If any member of this family was a victim – then their perpetrator belongs.  And if any of these family members was a perpetrator – then their victims belong too. This victim/perpetrator includes murder and large financial fraud.  Any situation where there was a significant unjust loss or gain.

As a facilitator, I take into my heart all of those that are excluded. 


When I first heard of this second Order of Love it was referred to as Hierarchy. Coming from a corporate environment this puzzled me until I understood that it is the hierarchy of birth.  

Simply put, those that were born first, come first in the hierarchy or order.  So your grandparents come before your parents, and you come after your parents.  
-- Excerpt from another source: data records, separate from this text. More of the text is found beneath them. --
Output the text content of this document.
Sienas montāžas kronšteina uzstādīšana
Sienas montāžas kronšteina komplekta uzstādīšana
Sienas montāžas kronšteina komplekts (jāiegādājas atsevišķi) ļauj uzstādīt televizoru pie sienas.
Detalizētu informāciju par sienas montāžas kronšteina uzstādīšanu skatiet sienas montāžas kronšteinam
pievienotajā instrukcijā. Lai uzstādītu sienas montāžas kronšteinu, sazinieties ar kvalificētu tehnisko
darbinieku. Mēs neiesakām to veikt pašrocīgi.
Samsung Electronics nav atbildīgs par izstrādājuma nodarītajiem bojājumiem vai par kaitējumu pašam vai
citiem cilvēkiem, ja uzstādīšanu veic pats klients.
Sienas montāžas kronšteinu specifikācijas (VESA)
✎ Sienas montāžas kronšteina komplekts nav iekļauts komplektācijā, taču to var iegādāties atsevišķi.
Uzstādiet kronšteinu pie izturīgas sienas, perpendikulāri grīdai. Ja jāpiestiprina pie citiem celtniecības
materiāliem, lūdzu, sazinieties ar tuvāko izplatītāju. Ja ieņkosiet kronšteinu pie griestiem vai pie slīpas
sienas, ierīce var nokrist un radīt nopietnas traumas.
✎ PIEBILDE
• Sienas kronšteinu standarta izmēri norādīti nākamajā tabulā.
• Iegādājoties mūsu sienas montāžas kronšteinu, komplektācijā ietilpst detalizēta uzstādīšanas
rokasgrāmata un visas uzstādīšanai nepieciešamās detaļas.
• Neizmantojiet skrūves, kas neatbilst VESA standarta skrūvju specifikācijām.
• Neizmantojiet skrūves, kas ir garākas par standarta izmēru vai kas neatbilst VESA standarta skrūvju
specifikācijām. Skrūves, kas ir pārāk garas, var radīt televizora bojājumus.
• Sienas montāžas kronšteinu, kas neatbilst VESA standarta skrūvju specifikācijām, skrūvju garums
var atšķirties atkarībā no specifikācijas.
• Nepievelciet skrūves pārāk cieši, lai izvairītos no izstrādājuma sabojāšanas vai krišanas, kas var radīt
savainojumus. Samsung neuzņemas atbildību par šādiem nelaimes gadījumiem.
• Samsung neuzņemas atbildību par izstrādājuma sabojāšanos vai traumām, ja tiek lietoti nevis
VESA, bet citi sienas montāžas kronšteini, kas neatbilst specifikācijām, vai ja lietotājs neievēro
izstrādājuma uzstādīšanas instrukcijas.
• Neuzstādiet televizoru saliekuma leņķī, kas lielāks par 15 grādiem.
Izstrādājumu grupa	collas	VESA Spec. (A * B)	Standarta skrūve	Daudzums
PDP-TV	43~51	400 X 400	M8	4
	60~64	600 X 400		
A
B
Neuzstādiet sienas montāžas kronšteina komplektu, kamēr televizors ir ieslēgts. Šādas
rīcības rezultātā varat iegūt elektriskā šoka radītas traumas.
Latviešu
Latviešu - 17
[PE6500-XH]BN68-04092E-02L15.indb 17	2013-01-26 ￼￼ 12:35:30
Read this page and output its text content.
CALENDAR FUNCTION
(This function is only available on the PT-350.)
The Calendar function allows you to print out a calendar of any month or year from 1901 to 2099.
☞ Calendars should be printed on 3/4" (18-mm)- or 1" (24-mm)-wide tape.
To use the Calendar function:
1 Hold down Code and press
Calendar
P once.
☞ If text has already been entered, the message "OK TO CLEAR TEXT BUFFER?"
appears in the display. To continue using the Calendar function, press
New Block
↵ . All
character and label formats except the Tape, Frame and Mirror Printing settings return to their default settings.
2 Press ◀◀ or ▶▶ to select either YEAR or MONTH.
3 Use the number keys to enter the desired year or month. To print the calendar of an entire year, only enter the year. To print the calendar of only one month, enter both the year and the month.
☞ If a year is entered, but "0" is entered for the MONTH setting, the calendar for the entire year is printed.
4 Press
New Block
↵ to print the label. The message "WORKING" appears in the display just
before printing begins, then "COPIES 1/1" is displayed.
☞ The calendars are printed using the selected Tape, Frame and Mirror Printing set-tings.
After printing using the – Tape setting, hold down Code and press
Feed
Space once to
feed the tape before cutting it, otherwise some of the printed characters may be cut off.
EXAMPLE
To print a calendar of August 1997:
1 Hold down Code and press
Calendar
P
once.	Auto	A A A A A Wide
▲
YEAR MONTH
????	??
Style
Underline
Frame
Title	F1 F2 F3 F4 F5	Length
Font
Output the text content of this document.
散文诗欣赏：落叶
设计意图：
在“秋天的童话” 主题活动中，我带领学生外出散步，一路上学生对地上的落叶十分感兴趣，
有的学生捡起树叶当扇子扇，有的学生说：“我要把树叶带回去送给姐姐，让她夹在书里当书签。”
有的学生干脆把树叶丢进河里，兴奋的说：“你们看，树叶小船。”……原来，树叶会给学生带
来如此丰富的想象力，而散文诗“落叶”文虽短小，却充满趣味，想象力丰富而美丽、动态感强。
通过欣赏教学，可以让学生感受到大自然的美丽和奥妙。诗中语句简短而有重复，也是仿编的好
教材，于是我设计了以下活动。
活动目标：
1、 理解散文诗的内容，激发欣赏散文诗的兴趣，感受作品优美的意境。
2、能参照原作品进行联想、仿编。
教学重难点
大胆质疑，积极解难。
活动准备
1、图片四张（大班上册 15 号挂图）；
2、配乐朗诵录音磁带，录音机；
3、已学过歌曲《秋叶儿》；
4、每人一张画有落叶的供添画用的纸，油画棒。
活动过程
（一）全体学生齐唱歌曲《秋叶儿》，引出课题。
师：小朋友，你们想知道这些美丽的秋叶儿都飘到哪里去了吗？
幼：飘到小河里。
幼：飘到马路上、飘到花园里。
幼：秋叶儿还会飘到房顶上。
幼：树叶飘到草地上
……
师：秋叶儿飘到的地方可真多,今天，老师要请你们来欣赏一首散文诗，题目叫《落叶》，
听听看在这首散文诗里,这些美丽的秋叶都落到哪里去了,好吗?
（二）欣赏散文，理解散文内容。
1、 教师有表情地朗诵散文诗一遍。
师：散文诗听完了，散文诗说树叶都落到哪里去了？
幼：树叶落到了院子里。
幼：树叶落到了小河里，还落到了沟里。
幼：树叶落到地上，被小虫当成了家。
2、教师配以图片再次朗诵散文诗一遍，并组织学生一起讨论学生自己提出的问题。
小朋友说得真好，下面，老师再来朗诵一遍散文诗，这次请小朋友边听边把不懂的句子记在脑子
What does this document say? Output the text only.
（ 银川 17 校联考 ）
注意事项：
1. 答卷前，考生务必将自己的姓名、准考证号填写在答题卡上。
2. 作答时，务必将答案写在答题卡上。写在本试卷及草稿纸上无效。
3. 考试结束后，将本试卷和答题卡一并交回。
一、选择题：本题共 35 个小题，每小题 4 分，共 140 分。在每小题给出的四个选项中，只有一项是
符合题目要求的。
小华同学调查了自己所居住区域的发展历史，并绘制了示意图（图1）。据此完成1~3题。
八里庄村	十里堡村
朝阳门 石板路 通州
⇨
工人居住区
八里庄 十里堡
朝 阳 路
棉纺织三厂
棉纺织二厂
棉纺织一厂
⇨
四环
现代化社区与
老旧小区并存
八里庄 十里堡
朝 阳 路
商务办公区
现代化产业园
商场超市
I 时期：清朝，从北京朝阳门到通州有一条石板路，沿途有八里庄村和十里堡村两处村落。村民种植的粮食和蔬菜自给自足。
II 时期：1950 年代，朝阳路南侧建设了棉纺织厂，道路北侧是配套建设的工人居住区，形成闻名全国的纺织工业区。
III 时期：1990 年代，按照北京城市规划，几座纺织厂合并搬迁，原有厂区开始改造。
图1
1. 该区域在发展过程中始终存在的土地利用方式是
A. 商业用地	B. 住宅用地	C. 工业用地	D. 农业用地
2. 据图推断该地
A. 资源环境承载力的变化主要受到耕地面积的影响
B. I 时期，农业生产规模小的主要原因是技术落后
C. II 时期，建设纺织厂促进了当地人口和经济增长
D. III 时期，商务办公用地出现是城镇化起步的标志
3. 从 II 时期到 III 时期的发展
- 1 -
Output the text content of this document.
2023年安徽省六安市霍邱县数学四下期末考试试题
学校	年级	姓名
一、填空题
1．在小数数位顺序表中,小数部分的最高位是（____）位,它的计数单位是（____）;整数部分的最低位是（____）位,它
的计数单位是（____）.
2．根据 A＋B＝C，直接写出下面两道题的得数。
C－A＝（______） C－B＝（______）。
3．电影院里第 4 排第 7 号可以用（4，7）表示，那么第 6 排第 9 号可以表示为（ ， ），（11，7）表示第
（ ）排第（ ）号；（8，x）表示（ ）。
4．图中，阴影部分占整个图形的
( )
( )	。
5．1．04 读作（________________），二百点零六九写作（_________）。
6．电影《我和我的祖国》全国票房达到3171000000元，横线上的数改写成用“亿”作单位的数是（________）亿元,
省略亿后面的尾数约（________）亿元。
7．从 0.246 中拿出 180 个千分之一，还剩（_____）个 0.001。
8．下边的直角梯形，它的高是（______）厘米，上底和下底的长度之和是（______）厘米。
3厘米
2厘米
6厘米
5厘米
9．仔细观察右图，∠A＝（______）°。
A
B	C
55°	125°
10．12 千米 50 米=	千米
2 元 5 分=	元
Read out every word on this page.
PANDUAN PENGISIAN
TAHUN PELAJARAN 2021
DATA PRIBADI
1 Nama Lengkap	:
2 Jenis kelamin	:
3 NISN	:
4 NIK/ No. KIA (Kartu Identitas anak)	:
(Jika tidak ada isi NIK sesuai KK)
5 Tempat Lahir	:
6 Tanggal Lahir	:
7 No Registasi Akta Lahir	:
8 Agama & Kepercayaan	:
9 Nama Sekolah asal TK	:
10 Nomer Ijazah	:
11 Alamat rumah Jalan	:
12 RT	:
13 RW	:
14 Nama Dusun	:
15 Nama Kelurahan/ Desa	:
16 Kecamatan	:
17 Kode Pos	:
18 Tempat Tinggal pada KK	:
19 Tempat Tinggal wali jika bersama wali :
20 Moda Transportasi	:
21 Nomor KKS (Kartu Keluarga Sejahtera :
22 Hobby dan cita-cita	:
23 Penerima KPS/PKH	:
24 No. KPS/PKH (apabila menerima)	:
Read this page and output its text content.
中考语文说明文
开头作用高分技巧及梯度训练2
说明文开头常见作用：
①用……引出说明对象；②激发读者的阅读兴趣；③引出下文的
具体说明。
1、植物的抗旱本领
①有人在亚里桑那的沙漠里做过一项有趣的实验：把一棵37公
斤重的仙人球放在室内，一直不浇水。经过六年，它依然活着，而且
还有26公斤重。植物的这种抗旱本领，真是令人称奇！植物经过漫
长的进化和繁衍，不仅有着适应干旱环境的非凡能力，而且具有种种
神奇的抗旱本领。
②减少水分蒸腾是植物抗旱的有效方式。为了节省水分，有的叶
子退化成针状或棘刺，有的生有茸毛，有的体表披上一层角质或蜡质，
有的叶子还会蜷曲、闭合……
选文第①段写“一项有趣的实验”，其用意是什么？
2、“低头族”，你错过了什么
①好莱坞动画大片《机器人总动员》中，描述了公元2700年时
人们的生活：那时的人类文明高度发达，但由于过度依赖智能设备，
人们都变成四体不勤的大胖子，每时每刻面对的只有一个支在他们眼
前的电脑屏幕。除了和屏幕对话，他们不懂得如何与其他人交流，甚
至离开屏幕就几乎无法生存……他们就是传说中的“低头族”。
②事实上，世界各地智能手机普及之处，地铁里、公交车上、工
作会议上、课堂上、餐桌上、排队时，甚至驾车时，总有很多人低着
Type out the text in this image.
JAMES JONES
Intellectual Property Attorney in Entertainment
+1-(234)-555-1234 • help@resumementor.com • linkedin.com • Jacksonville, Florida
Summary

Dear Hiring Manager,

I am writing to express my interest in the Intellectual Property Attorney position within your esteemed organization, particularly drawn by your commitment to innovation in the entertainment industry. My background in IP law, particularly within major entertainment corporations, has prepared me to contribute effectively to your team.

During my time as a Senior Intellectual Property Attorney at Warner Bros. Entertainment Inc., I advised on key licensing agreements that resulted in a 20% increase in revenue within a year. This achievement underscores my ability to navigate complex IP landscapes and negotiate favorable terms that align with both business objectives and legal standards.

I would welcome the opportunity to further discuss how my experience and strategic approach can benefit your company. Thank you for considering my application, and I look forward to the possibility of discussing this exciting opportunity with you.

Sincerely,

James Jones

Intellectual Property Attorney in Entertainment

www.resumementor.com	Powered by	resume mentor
You come in the order of your conception as ‘Order’ takes into account ‘Belonging’ in the family system. If your mother had a miscarriage or abortion before you were born – those unborn children come before you.  So the so-called eldest child may be the 2nd or 3rd child if there were unborn children before the eldest living child.

The previous partner comes before the next partner – be it a husband, wife, life partner or meaningful relationship.  It does not matter how the relationship came to an end. This order requires that the next (later) partner recognise the previous partner had a place. Those previous partners had precedence, but the current partner has priority. 

When I work with a client, I am the last and the smallest.  This is why the facilitator sits on the left of the client.  


The third Order of Love is Balance.  It refers to giving and taking.  This order appealed to me as ‘Anyi’, or reciprocity is one of the fundamental laws of the Sacred Andean Tradition.  That we need to be able to both give and receive.  

When it comes to parents and children.  The parents give and the children take.  This taking is not only about taking what is needed for one’s survival. It’s also about taking or accepting one’s parents as they are – with the good, the bad and the ugly of growing up to become an adult with your parents as they were.  Knowing that they were doing their best with what they knew and with what they carried for their family system.

One day when the children become adults and have a family of their own, they will give to their children.  And if they do not have children they will find some other way of giving what they received from their parents.

The same applies to teachers and students – the teacher gives and the student receives.

In relationships – one partner gives and the other gives back a little more.  So the balance in the giving and receiving is maintained.  

A disorder happens when one partner keeps giving and the other is not able to give in return or receive. This relationship may come to an end.